Por Jarlen Espinosa.
Santo Domingo, RD. – Una vida que culmina, un legado sembrado y expandido en cada uno de tu descendencia, gracias mi abuela querida, por tus consejos y enseñanzas, por demostrarme con el ejemplo que se debe hacer el bien y servir, que se puede ser un buen ser humano sin perder el carácter.
Marina Aquino Alcántara…
“Ley, batuta y Constitución”, decían aquellos que te vieron durante muchos años cuidar del Parque Enriquillo, con tu uniforme de Policía Municipal y tu “macana” en la mano.
Pero esa misma mujer, recta, se encargaba de dar alegría a sus hijos y nietos siempre que podía, los cuidaba siempre.

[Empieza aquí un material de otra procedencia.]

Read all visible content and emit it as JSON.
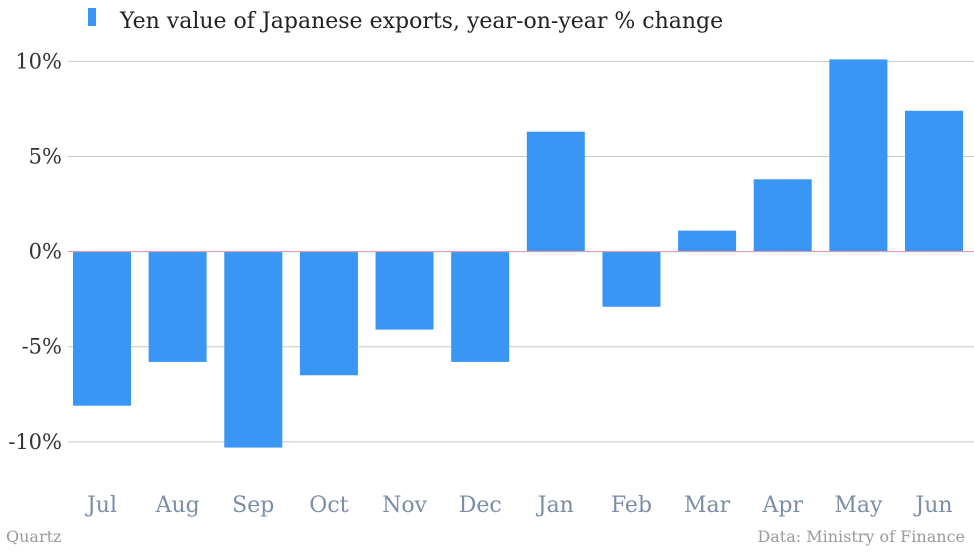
{
  "chart_data": {
    "type": "bar",
    "title": "",
    "xlabel": "",
    "ylabel": "",
    "categories": [
      "Jul",
      "Aug",
      "Sep",
      "Oct",
      "Nov",
      "Dec",
      "Jan",
      "Feb",
      "Mar",
      "Apr",
      "May",
      "Jun"
    ],
    "series": [
      {
        "name": "Yen value of Japanese exports, year-on-year % change",
        "color": "#3a96f5",
        "values": [
          -8.1,
          -5.8,
          -10.3,
          -6.5,
          -4.1,
          -5.8,
          6.3,
          -2.9,
          1.1,
          3.8,
          10.1,
          7.4
        ]
      }
    ],
    "ylim": [
      -11.9,
      10.7
    ],
    "yticks": [
      10,
      5,
      0,
      -5,
      -10
    ],
    "ytick_labels": [
      "10%",
      "5%",
      "0%",
      "-5%",
      "-10%"
    ],
    "grid": true,
    "zero_line_color": "#e39bb0",
    "legend_position": "top-left"
  },
  "footer": {
    "source_left": "Quartz",
    "source_right": "Data: Ministry of Finance"
  }
}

Esa misma “Ley, batuta y Constitución”, convirtió su hogar en la calle Humanitaria del sector de Villa Francisca en un centro de acogida para hermanos, sobrinos, primos y demás, todo el que venía desde San Juan hacia “La Capital”, ya sea por unos días o para instalarse, contó con la mano amiga y desinteresada de abuela.
Una guerrera que vino del campo con un objetivo claro, echar sus hijos adelante, hijos a los que forjó según sus habilidades, dio cielo abierto a los que entendía podían alzar el vuelo sin problemas, y supervisó hasta el final el vuelo de aquellos a los que, o les vio las alas más cortas o sabía que de vez en cuando podían descender.
Y ahí estaba ella, atenta y dispuesta…
Ay mi abuela querida…
Nos enseñaste que hay que continuar hacia delante sin importar lo dura que fueran las adversidades, no te limitaste a ser la “señora de la macana” en el Parque Enriquillo, estudiaste enfermería y la ejerciste por más de 20 años.
Existe una gran distancia entre la mujer de la macana y la de la jeringuilla en cuanto a oficio laboral se refiere, pero, esa eras tú, una mezcla de cualidades fundidas en una sola persona.
Mujer de carácter fuerte, de manos extendidas y con las puertas del corazón y las de tu hogar abiertas para quien te necesitara.
Gracias por todo lo que hiciste por mi madre…
Gracias por todo lo que hiciste por mí…
Gracias por todo aquello que las palabras no alcanzan a explicar.
A todos los que me han brindado su apoyo, que asistieron al velorio de mi abuela, a los que me llamaron, a los que me escribieron y a los que ni llamaron, ni asistieron por desconocimiento, pero, que tendrían empatía de saber, muchísimas gracias.